Farm to School – Mississippi
The Food Law and Policy Clinic is working with the Mississippi Food Policy Council and other stakeholders in Mississippi to recommend ways to foster farm to school programs in Mississippi. Farm to school programs take many different forms, but the primary goal is to connect local producers with schools so that the schools can have access to fresh, local food and can also help to support local growers. When we began our Farm to School work, there were no real farm to school programs operating in Mississippi. Now, as a result of the work of the Clinic and its partners, there are more than a dozen different school districts operating programs. The initial Clinic project was a report on barriers to expanding farm to school in Mississippi, written in spring 2011. Following that report, the Food Law and Policy Clinic, working with the Harvard Law School Mississippi Delta Project, put together a set of specific legislative recommendations that the Mississippi Food Policy Council and the Mississippi Legislative Task Force on Healthy Food Access could use for advocacy for farm to school legislation in 2012.
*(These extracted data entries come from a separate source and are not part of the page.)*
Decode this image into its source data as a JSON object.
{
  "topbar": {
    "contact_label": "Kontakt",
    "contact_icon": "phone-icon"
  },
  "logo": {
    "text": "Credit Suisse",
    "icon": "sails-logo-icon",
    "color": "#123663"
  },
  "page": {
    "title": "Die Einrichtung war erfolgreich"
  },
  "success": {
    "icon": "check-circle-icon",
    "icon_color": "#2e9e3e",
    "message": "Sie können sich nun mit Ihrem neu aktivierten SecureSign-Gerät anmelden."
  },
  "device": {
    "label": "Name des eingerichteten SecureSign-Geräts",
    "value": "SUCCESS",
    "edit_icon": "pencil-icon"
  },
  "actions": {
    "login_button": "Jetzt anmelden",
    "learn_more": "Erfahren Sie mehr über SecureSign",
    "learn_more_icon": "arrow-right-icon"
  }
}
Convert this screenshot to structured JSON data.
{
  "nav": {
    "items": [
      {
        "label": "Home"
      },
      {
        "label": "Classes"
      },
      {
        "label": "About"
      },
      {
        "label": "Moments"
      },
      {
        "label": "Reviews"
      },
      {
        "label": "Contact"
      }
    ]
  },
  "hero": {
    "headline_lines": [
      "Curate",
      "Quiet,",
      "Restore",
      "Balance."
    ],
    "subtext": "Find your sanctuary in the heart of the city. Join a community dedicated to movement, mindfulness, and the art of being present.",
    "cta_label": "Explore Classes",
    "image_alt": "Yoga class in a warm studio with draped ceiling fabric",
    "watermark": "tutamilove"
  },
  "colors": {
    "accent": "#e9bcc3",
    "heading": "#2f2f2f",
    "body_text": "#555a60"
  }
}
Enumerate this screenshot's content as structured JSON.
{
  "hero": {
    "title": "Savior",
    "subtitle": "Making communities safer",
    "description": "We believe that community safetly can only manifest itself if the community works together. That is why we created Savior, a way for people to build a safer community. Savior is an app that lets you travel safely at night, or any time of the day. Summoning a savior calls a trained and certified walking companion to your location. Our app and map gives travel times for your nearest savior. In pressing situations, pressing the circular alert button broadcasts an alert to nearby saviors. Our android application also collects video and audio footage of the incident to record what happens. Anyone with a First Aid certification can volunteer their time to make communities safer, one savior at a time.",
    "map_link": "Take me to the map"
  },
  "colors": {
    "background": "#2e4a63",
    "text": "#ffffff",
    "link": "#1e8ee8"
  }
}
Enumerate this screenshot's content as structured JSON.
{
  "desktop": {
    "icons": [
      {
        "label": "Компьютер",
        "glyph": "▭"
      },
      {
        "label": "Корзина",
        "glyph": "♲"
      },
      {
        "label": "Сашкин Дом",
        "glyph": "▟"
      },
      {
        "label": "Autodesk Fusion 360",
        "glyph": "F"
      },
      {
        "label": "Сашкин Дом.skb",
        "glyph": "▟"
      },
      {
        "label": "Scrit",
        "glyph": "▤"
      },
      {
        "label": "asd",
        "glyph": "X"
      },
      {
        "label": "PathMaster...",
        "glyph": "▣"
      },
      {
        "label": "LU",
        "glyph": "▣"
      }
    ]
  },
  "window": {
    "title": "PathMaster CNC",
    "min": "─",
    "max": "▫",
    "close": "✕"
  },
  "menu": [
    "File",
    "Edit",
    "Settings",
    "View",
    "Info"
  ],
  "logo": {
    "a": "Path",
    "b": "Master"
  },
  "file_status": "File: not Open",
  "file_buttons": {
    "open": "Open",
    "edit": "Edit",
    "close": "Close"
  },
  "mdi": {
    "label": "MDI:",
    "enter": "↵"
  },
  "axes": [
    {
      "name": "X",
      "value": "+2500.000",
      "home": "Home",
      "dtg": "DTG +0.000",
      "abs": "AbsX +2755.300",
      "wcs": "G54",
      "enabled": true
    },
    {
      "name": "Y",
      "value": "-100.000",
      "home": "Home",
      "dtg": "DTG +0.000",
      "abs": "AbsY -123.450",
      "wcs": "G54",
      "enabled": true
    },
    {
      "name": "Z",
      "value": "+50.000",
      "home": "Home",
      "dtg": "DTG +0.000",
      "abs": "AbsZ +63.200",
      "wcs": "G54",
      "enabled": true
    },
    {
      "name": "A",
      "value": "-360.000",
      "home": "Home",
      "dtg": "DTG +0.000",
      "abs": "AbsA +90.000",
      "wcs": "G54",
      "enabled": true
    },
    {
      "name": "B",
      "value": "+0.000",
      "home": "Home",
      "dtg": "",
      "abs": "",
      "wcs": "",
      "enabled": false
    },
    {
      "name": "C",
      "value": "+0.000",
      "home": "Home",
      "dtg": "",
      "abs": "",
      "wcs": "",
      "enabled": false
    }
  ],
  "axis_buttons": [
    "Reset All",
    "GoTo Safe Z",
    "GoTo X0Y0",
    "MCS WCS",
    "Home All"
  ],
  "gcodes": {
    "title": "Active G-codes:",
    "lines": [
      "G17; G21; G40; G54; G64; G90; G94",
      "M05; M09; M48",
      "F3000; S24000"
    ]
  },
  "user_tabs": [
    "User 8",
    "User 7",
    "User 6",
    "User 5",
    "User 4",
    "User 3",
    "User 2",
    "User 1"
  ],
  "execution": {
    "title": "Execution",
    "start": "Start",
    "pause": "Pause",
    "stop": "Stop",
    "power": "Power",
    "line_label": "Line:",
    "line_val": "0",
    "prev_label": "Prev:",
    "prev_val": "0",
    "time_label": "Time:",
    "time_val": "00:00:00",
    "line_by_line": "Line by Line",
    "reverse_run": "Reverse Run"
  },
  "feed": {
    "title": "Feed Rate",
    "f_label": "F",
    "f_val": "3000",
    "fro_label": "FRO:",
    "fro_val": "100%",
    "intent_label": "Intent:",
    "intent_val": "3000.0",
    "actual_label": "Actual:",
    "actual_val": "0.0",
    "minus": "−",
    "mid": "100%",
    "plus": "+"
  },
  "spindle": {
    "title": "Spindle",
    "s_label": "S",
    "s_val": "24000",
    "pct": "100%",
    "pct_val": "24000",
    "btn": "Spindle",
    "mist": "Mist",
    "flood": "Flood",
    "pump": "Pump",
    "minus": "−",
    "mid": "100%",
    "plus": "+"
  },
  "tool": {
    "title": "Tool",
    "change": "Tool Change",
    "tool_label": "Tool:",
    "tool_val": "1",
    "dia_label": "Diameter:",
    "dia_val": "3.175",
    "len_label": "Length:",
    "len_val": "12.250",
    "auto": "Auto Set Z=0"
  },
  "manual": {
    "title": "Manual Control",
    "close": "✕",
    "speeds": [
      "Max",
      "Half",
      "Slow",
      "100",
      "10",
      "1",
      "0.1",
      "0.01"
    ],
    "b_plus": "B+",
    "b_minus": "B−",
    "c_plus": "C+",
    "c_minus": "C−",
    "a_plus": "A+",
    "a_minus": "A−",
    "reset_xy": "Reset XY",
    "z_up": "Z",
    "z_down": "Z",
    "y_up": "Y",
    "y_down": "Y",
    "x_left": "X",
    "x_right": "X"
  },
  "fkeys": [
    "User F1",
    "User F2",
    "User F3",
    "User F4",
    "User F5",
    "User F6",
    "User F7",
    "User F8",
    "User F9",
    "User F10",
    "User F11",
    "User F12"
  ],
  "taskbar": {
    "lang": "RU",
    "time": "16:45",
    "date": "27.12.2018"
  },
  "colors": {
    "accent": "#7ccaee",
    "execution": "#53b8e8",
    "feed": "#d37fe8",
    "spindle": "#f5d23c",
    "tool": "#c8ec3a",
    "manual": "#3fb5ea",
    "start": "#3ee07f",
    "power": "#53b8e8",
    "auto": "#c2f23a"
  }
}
These legislative recommendations were adopted in their entirety by the Mississippi Legislative Task Force on Healthy Food Access, and two of the recommendations were included in bills sponsored during the 2012 legislative session.
During spring 2012, the Clinic and the Harvard Law School Mississippi Delta Project prepared a step-by-step guide for school food service directors regarding the legal and business aspects of purchasing from local growers in Mississippi and the clinic is now working on a similar guide for small farmers hoping to sell to local schools or other institutions.